Take the protests at women’s prisons in Canada, where advocates for female inmates regularly face accusations of lacking empathy. These women argue for preserving single-sex spaces, citing safety and dignity for a vulnerable group—incarcerated females. Yet, they’re branded as unkind, even hateful, for opposing policies that allow trans women, some with histories of violence, into those same spaces. The critique is ironic: how is it uncaring to prioritize the protection of women at their most powerless? Data backs their concerns—reports from Canada’s Correctional Service in 2023 showed incidents of assault linked to mixed-sex housing, though exact numbers are murky due to limited transparency. Still, the protesters’ point is clear: boundaries matter when safety’s on the line.
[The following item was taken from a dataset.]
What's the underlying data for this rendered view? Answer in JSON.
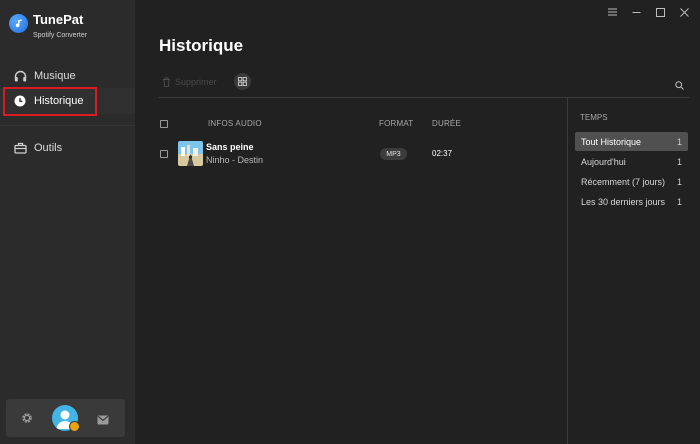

Contrast that with the response they get. Masked counter-activists, often claiming to fight for a “kinder” society, show up to disrupt these rallies—sometimes violently. In British Columbia last year, a women’s prison protest was met with physical intimidation, forcing organizers to keep plans secret until the last minute to avoid escalation. These self-styled anti-fascists argue they’re defending the marginalized, echoing Fonda’s empathy rhetoric. But if “woke” means caring, why does it so often look like silencing—or worse, endangering—women who disagree? Fonda’s own history of activism isn’t spotless here either. Her 1972 Hanoi visit, posing with North Vietnamese soldiers while American POWs languished, earned her the “Hanoi Jane” label—not exactly a masterclass in universal empathy.
Polysemy’s the trick. Fonda frames “woke” as simple compassion, banking on the assumption we’ll all nod along to her rosy context. But words shift meaning depending on who’s wielding them. To the prison protesters, “woke” policies threaten female rights under the guise of progress. To their disruptors, “woke” justifies aggression as moral necessity. Neither side’s inherently fascist, but only one’s getting shouted down—or punched. If Fonda’s right that “woke” is just caring, then why does it keep coming at the expense of some people’s voices? Her words might inspire a Hollywood crowd, but they don’t square so neatly with the messy reality of who gets to define empathy—and who pays the price when it’s weaponized.